The through coaches from Munich to Bucharest (a sleeping car and a couchette car) are carried between Munich and Budapest by "Kálmán Imre" EuroNight train (463-462).

In summer, the Pannonia train carries between Lőkösháza and Bucharest through coaches from Kraków to Bucharest, they consist of second class coaches and a couchette car. Between Kraków and Lőkösháza these carriages are coupled to the "Cracovia" express train (1381-1380). In summer, there are between Budapest and Lőkösháza also through coaches (couchette and sleeping cars) from Prague and Bratislava to Varna or Burgas which are carried by "Amicus" express train (471-470) from Prague or Bratislava to Budapest. Between Lőkösháza and Rousse and between Rousse and Varna or Burgas they are carried by nameless express trains.

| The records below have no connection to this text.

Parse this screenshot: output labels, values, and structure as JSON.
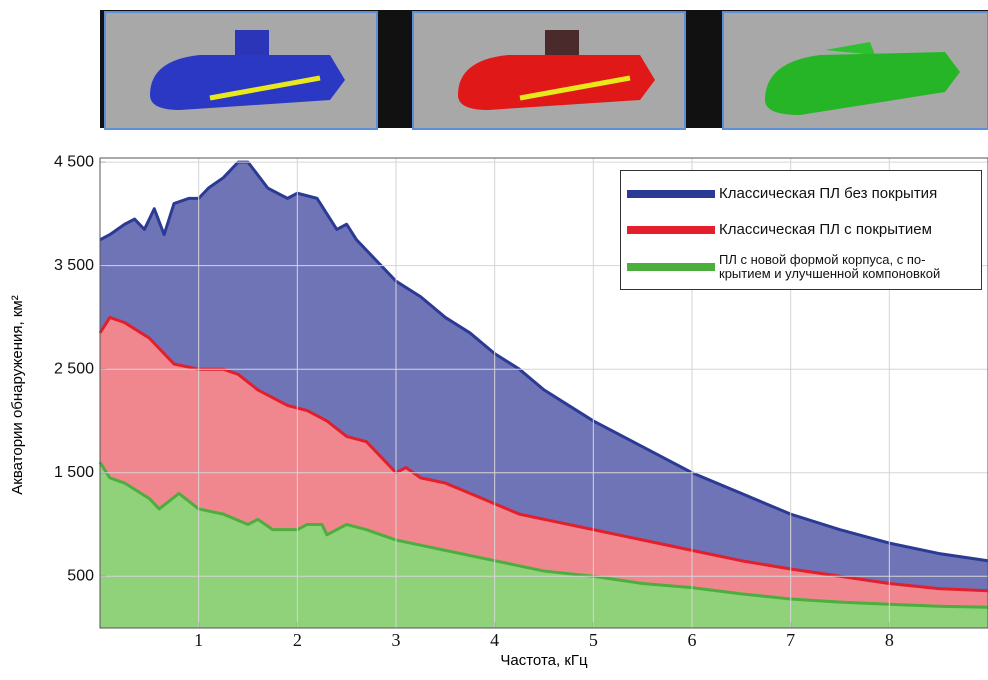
{
  "chart_data": {
    "type": "area",
    "xlabel": "Частота, кГц",
    "ylabel": "Акватории обнаружения, км²",
    "xlim": [
      0,
      9
    ],
    "xticks": [
      1,
      2,
      3,
      4,
      5,
      6,
      7,
      8
    ],
    "ylim": [
      0,
      4540
    ],
    "yticks": [
      {
        "value": 500,
        "label": "500"
      },
      {
        "value": 1500,
        "label": "1 500"
      },
      {
        "value": 2500,
        "label": "2 500"
      },
      {
        "value": 3500,
        "label": "3 500"
      },
      {
        "value": 4500,
        "label": "4 500"
      }
    ],
    "grid": true,
    "legend": "upper right",
    "series": [
      {
        "name": "Классическая ПЛ без покрытия",
        "color": "#2b3a94",
        "fill": "#6f74b6",
        "x": [
          0,
          0.1,
          0.25,
          0.35,
          0.45,
          0.55,
          0.65,
          0.75,
          0.9,
          1.0,
          1.1,
          1.25,
          1.4,
          1.5,
          1.7,
          1.9,
          2.0,
          2.2,
          2.4,
          2.5,
          2.6,
          2.8,
          3.0,
          3.25,
          3.5,
          3.75,
          4.0,
          4.25,
          4.5,
          4.75,
          5.0,
          5.5,
          6.0,
          6.5,
          7.0,
          7.5,
          8.0,
          8.5,
          9.0
        ],
        "values": [
          3750,
          3800,
          3900,
          3950,
          3850,
          4050,
          3800,
          4100,
          4150,
          4150,
          4250,
          4350,
          4500,
          4500,
          4250,
          4150,
          4200,
          4150,
          3850,
          3900,
          3750,
          3550,
          3350,
          3200,
          3000,
          2850,
          2650,
          2500,
          2300,
          2150,
          2000,
          1750,
          1500,
          1300,
          1100,
          950,
          820,
          720,
          650
        ]
      },
      {
        "name": "Классическая ПЛ с покрытием",
        "color": "#e31e2d",
        "fill": "#f0878e",
        "x": [
          0,
          0.1,
          0.25,
          0.5,
          0.75,
          1.0,
          1.25,
          1.4,
          1.6,
          1.9,
          2.1,
          2.3,
          2.5,
          2.7,
          2.8,
          3.0,
          3.1,
          3.25,
          3.5,
          3.75,
          4.0,
          4.25,
          4.5,
          5.0,
          5.5,
          6.0,
          6.5,
          7.0,
          7.5,
          8.0,
          8.5,
          9.0
        ],
        "values": [
          2850,
          3000,
          2950,
          2800,
          2550,
          2500,
          2500,
          2450,
          2300,
          2150,
          2100,
          2000,
          1850,
          1800,
          1700,
          1500,
          1550,
          1450,
          1400,
          1300,
          1200,
          1100,
          1050,
          950,
          850,
          750,
          650,
          570,
          500,
          430,
          380,
          360
        ]
      },
      {
        "name": "ПЛ с новой формой корпуса, с по-\nкрытием и улучшенной компоновкой",
        "color": "#4cae3c",
        "fill": "#8fd27a",
        "x": [
          0,
          0.1,
          0.25,
          0.5,
          0.6,
          0.8,
          1.0,
          1.25,
          1.5,
          1.6,
          1.75,
          2.0,
          2.1,
          2.25,
          2.3,
          2.5,
          2.7,
          3.0,
          3.25,
          3.5,
          4.0,
          4.5,
          5.0,
          5.5,
          6.0,
          6.5,
          7.0,
          7.5,
          8.0,
          8.5,
          9.0
        ],
        "values": [
          1600,
          1450,
          1400,
          1250,
          1150,
          1300,
          1150,
          1100,
          1000,
          1050,
          950,
          950,
          1000,
          1000,
          900,
          1000,
          950,
          850,
          800,
          750,
          650,
          550,
          500,
          430,
          390,
          330,
          280,
          250,
          230,
          210,
          200
        ]
      }
    ]
  }
}
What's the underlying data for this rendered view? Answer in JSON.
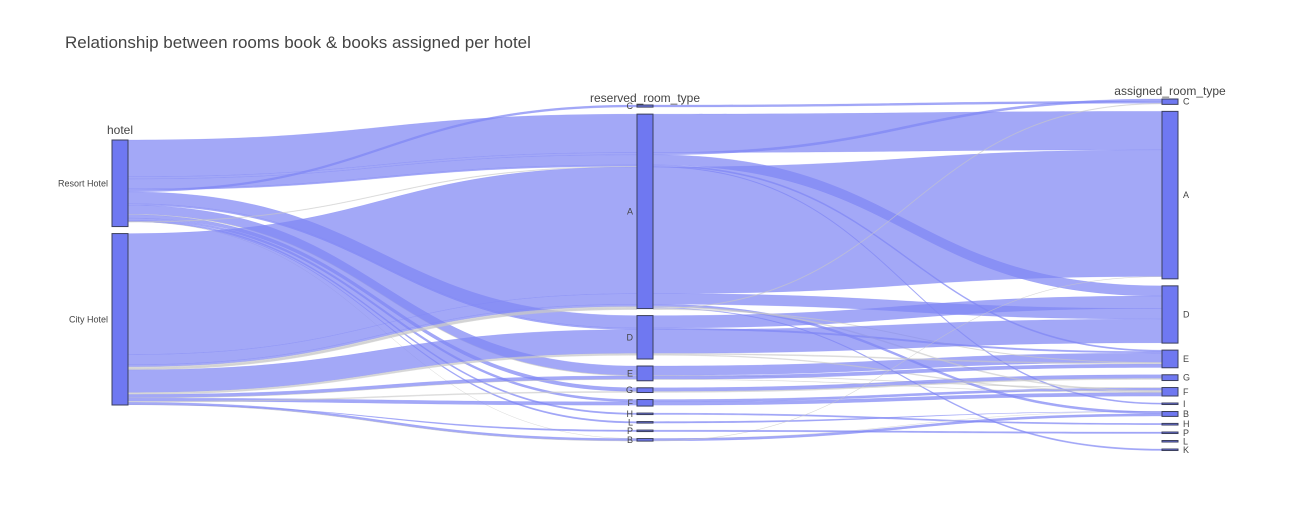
{
  "chart_data": {
    "type": "parallel_categories",
    "title": "Relationship between rooms book & books assigned per hotel",
    "colors": {
      "bar": "#6f78f1",
      "bar_stroke": "#3b3f5c",
      "ribbon": "#7f87f4",
      "ribbon_thin": "#c8c8c8"
    },
    "dimensions": [
      {
        "label": "hotel",
        "categories": [
          {
            "label": "Resort Hotel",
            "count": 40060
          },
          {
            "label": "City Hotel",
            "count": 79330
          }
        ]
      },
      {
        "label": "reserved_room_type",
        "categories": [
          {
            "label": "C",
            "count": 932
          },
          {
            "label": "A",
            "count": 85994
          },
          {
            "label": "D",
            "count": 19201
          },
          {
            "label": "E",
            "count": 6535
          },
          {
            "label": "G",
            "count": 2094
          },
          {
            "label": "F",
            "count": 2897
          },
          {
            "label": "H",
            "count": 601
          },
          {
            "label": "L",
            "count": 6
          },
          {
            "label": "P",
            "count": 12
          },
          {
            "label": "B",
            "count": 1118
          }
        ]
      },
      {
        "label": "assigned_room_type",
        "categories": [
          {
            "label": "C",
            "count": 2375
          },
          {
            "label": "A",
            "count": 74053
          },
          {
            "label": "D",
            "count": 25322
          },
          {
            "label": "E",
            "count": 7806
          },
          {
            "label": "G",
            "count": 2553
          },
          {
            "label": "F",
            "count": 3751
          },
          {
            "label": "I",
            "count": 363
          },
          {
            "label": "B",
            "count": 2163
          },
          {
            "label": "H",
            "count": 712
          },
          {
            "label": "P",
            "count": 12
          },
          {
            "label": "L",
            "count": 1
          },
          {
            "label": "K",
            "count": 279
          }
        ]
      }
    ],
    "flows": [
      {
        "path": [
          "Resort Hotel",
          "A",
          "A"
        ],
        "count": 17000
      },
      {
        "path": [
          "Resort Hotel",
          "A",
          "C"
        ],
        "count": 1000
      },
      {
        "path": [
          "Resort Hotel",
          "A",
          "D"
        ],
        "count": 4500
      },
      {
        "path": [
          "Resort Hotel",
          "A",
          "E"
        ],
        "count": 600
      },
      {
        "path": [
          "Resort Hotel",
          "C",
          "C"
        ],
        "count": 900
      },
      {
        "path": [
          "Resort Hotel",
          "D",
          "D"
        ],
        "count": 5500
      },
      {
        "path": [
          "Resort Hotel",
          "D",
          "E"
        ],
        "count": 700
      },
      {
        "path": [
          "Resort Hotel",
          "E",
          "E"
        ],
        "count": 4100
      },
      {
        "path": [
          "Resort Hotel",
          "E",
          "F"
        ],
        "count": 250
      },
      {
        "path": [
          "Resort Hotel",
          "G",
          "G"
        ],
        "count": 1600
      },
      {
        "path": [
          "Resort Hotel",
          "F",
          "F"
        ],
        "count": 1000
      },
      {
        "path": [
          "Resort Hotel",
          "H",
          "H"
        ],
        "count": 590
      },
      {
        "path": [
          "Resort Hotel",
          "L",
          "B"
        ],
        "count": 6
      },
      {
        "path": [
          "Resort Hotel",
          "B",
          "B"
        ],
        "count": 3
      },
      {
        "path": [
          "Resort Hotel",
          "A",
          "I"
        ],
        "count": 300
      },
      {
        "path": [
          "City Hotel",
          "A",
          "A"
        ],
        "count": 56000
      },
      {
        "path": [
          "City Hotel",
          "A",
          "D"
        ],
        "count": 4700
      },
      {
        "path": [
          "City Hotel",
          "A",
          "B"
        ],
        "count": 1000
      },
      {
        "path": [
          "City Hotel",
          "A",
          "F"
        ],
        "count": 500
      },
      {
        "path": [
          "City Hotel",
          "A",
          "K"
        ],
        "count": 270
      },
      {
        "path": [
          "City Hotel",
          "A",
          "C"
        ],
        "count": 300
      },
      {
        "path": [
          "City Hotel",
          "A",
          "E"
        ],
        "count": 300
      },
      {
        "path": [
          "City Hotel",
          "D",
          "D"
        ],
        "count": 10500
      },
      {
        "path": [
          "City Hotel",
          "D",
          "E"
        ],
        "count": 500
      },
      {
        "path": [
          "City Hotel",
          "D",
          "F"
        ],
        "count": 400
      },
      {
        "path": [
          "City Hotel",
          "E",
          "E"
        ],
        "count": 1500
      },
      {
        "path": [
          "City Hotel",
          "E",
          "F"
        ],
        "count": 150
      },
      {
        "path": [
          "City Hotel",
          "F",
          "F"
        ],
        "count": 1500
      },
      {
        "path": [
          "City Hotel",
          "G",
          "G"
        ],
        "count": 480
      },
      {
        "path": [
          "City Hotel",
          "B",
          "B"
        ],
        "count": 1000
      },
      {
        "path": [
          "City Hotel",
          "B",
          "A"
        ],
        "count": 110
      },
      {
        "path": [
          "City Hotel",
          "P",
          "P"
        ],
        "count": 12
      }
    ]
  }
}
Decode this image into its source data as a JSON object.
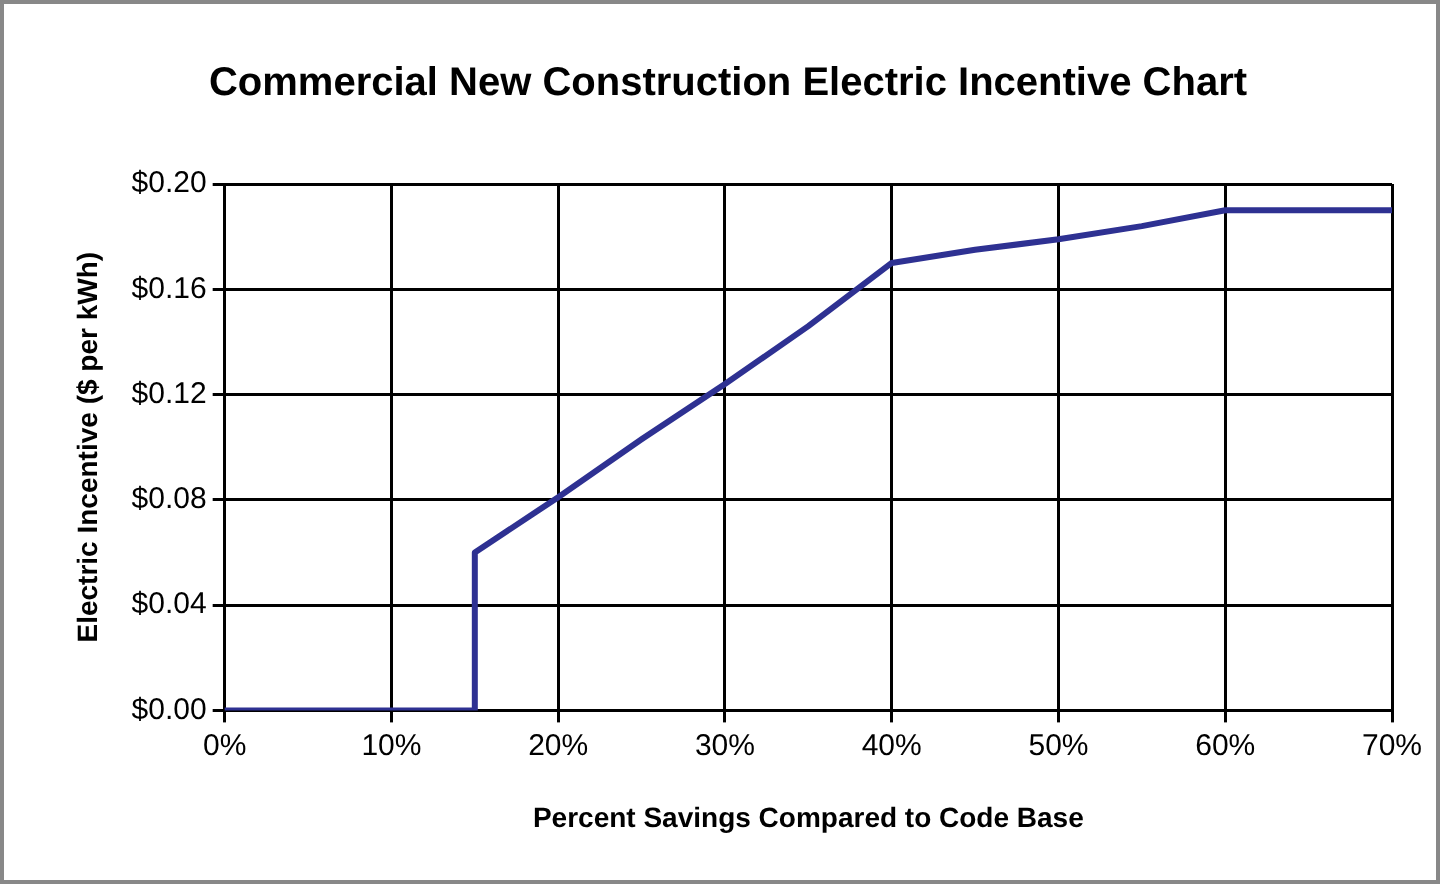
{
  "chart_data": {
    "type": "line",
    "title": "Commercial New Construction Electric Incentive Chart",
    "xlabel": "Percent Savings Compared to Code Base",
    "ylabel": "Electric Incentive ($ per kWh)",
    "x": [
      0,
      15,
      15,
      20,
      25,
      30,
      35,
      40,
      45,
      50,
      55,
      60,
      70
    ],
    "series": [
      {
        "color": "#2e3192",
        "values": [
          0,
          0,
          0.06,
          0.081,
          0.103,
          0.124,
          0.146,
          0.17,
          0.175,
          0.179,
          0.184,
          0.19,
          0.19
        ]
      }
    ],
    "xlim": [
      0,
      70
    ],
    "xticks": [
      {
        "value": 0,
        "label": "0%"
      },
      {
        "value": 10,
        "label": "10%"
      },
      {
        "value": 20,
        "label": "20%"
      },
      {
        "value": 30,
        "label": "30%"
      },
      {
        "value": 40,
        "label": "40%"
      },
      {
        "value": 50,
        "label": "50%"
      },
      {
        "value": 60,
        "label": "60%"
      },
      {
        "value": 70,
        "label": "70%"
      }
    ],
    "ylim": [
      0,
      0.2
    ],
    "yticks": [
      {
        "value": 0,
        "label": "$0.00"
      },
      {
        "value": 0.04,
        "label": "$0.04"
      },
      {
        "value": 0.08,
        "label": "$0.08"
      },
      {
        "value": 0.12,
        "label": "$0.12"
      },
      {
        "value": 0.16,
        "label": "$0.16"
      },
      {
        "value": 0.2,
        "label": "$0.20"
      }
    ],
    "grid": true,
    "legend": false,
    "marker": "none",
    "line_style": "solid"
  }
}
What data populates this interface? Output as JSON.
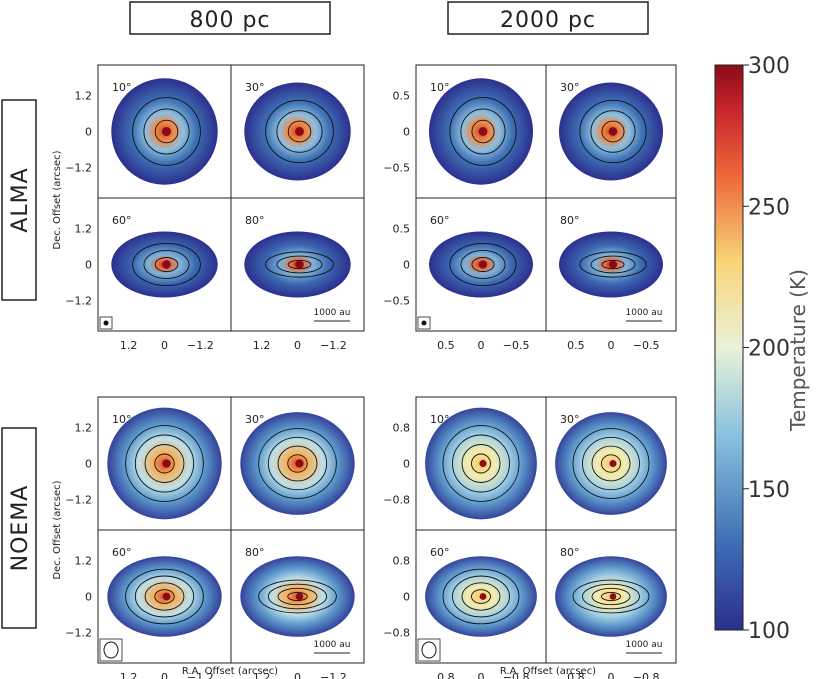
{
  "columns": [
    "800 pc",
    "2000 pc"
  ],
  "rows": [
    "ALMA",
    "NOEMA"
  ],
  "inclinations": [
    "10°",
    "30°",
    "60°",
    "80°"
  ],
  "axes": {
    "y_label": "Dec. Offset (arcsec)",
    "x_label": "R.A. Offset (arcsec)",
    "ticks_800": [
      "1.2",
      "0",
      "−1.2"
    ],
    "ticks_2000_alma": [
      "0.5",
      "0",
      "−0.5"
    ],
    "ticks_2000_noema": [
      "0.8",
      "0",
      "−0.8"
    ]
  },
  "scale_bar": "1000 au",
  "colors": {
    "low": "#2c2f8e",
    "mid_low": "#5fa5d0",
    "mid": "#f3ecb0",
    "mid_high": "#ee6a3a",
    "high": "#8a0a17",
    "contour": "#111111"
  },
  "chart_data": {
    "type": "heatmap",
    "colorbar": {
      "label": "Temperature (K)",
      "range": [
        100,
        300
      ],
      "ticks": [
        "300",
        "250",
        "200",
        "150",
        "100"
      ]
    },
    "panels": [
      {
        "row": "ALMA",
        "column": "800 pc",
        "inclination": "10°",
        "peak_temperature": 270
      },
      {
        "row": "ALMA",
        "column": "800 pc",
        "inclination": "30°",
        "peak_temperature": 265
      },
      {
        "row": "ALMA",
        "column": "800 pc",
        "inclination": "60°",
        "peak_temperature": 255
      },
      {
        "row": "ALMA",
        "column": "800 pc",
        "inclination": "80°",
        "peak_temperature": 250
      },
      {
        "row": "ALMA",
        "column": "2000 pc",
        "inclination": "10°",
        "peak_temperature": 260
      },
      {
        "row": "ALMA",
        "column": "2000 pc",
        "inclination": "30°",
        "peak_temperature": 255
      },
      {
        "row": "ALMA",
        "column": "2000 pc",
        "inclination": "60°",
        "peak_temperature": 245
      },
      {
        "row": "ALMA",
        "column": "2000 pc",
        "inclination": "80°",
        "peak_temperature": 240
      },
      {
        "row": "NOEMA",
        "column": "800 pc",
        "inclination": "10°",
        "peak_temperature": 245
      },
      {
        "row": "NOEMA",
        "column": "800 pc",
        "inclination": "30°",
        "peak_temperature": 240
      },
      {
        "row": "NOEMA",
        "column": "800 pc",
        "inclination": "60°",
        "peak_temperature": 225
      },
      {
        "row": "NOEMA",
        "column": "800 pc",
        "inclination": "80°",
        "peak_temperature": 215
      },
      {
        "row": "NOEMA",
        "column": "2000 pc",
        "inclination": "10°",
        "peak_temperature": 205
      },
      {
        "row": "NOEMA",
        "column": "2000 pc",
        "inclination": "30°",
        "peak_temperature": 200
      },
      {
        "row": "NOEMA",
        "column": "2000 pc",
        "inclination": "60°",
        "peak_temperature": 190
      },
      {
        "row": "NOEMA",
        "column": "2000 pc",
        "inclination": "80°",
        "peak_temperature": 185
      }
    ]
  }
}
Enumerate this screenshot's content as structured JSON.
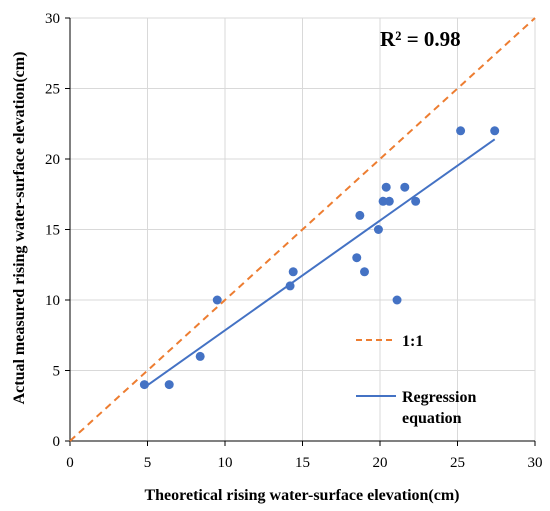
{
  "chart_data": {
    "type": "scatter",
    "title": "",
    "xlabel": "Theoretical rising water-surface elevation(cm)",
    "ylabel": "Actual measured rising water-surface elevation(cm)",
    "xlim": [
      0,
      30
    ],
    "ylim": [
      0,
      30
    ],
    "xticks": [
      0,
      5,
      10,
      15,
      20,
      25,
      30
    ],
    "yticks": [
      0,
      5,
      10,
      15,
      20,
      25,
      30
    ],
    "grid": true,
    "legend_position": "right-center",
    "annotation": "R² = 0.98",
    "series": [
      {
        "name": "",
        "kind": "points",
        "color": "#4472C4",
        "x": [
          4.8,
          6.4,
          8.4,
          9.5,
          14.2,
          14.4,
          18.5,
          18.7,
          19.0,
          19.9,
          20.2,
          20.4,
          20.6,
          21.1,
          21.6,
          22.3,
          25.2,
          27.4
        ],
        "y": [
          4,
          4,
          6,
          10,
          11,
          12,
          13,
          16,
          12,
          15,
          17,
          18,
          17,
          10,
          18,
          17,
          22,
          22
        ]
      },
      {
        "name": "1:1",
        "kind": "dashed-line",
        "color": "#ED7D31",
        "x": [
          0,
          30
        ],
        "y": [
          0,
          30
        ]
      },
      {
        "name": "Regression equation",
        "kind": "line",
        "color": "#4472C4",
        "x": [
          4.8,
          27.4
        ],
        "y": [
          3.8,
          21.4
        ]
      }
    ]
  }
}
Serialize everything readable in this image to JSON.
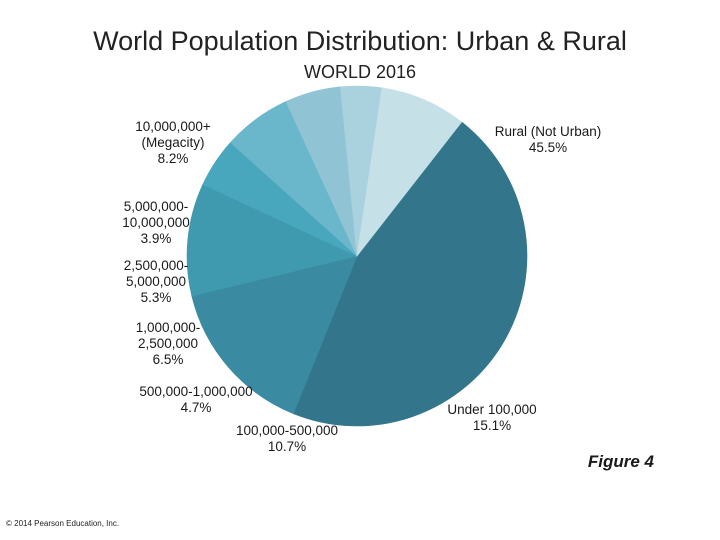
{
  "chart_data": {
    "type": "pie",
    "title": "World Population Distribution: Urban & Rural",
    "subtitle": "WORLD 2016",
    "slices": [
      {
        "label_lines": [
          "Rural (Not Urban)"
        ],
        "value_label": "45.5%",
        "value": 45.5,
        "color": "#33768b"
      },
      {
        "label_lines": [
          "Under 100,000"
        ],
        "value_label": "15.1%",
        "value": 15.1,
        "color": "#3a8ba1"
      },
      {
        "label_lines": [
          "100,000-500,000"
        ],
        "value_label": "10.7%",
        "value": 10.7,
        "color": "#3f9aaf"
      },
      {
        "label_lines": [
          "500,000-1,000,000"
        ],
        "value_label": "4.7%",
        "value": 4.7,
        "color": "#48a7bd"
      },
      {
        "label_lines": [
          "1,000,000-",
          "2,500,000"
        ],
        "value_label": "6.5%",
        "value": 6.5,
        "color": "#6ab7cc"
      },
      {
        "label_lines": [
          "2,500,000-",
          "5,000,000"
        ],
        "value_label": "5.3%",
        "value": 5.3,
        "color": "#90c4d5"
      },
      {
        "label_lines": [
          "5,000,000-",
          "10,000,000"
        ],
        "value_label": "3.9%",
        "value": 3.9,
        "color": "#a9d1de"
      },
      {
        "label_lines": [
          "10,000,000+",
          "(Megacity)"
        ],
        "value_label": "8.2%",
        "value": 8.2,
        "color": "#c6e0e8"
      }
    ]
  },
  "figure_label": "Figure 4",
  "copyright": "© 2014 Pearson Education, Inc."
}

There is another express train called Panonija (numbers 437-436) going from Subotica in Serbia to Bar in Montenegro, which stops in Novi Sad, Novi Beograd, Prijepolje and Podgorica. It consists of ŽS and ŽCG second class coaches, couchette and sleeping cars. In summer, it has through couchette cars from Prague or Bratislava or through sleeping cars from Moscow or Kiev to Bar.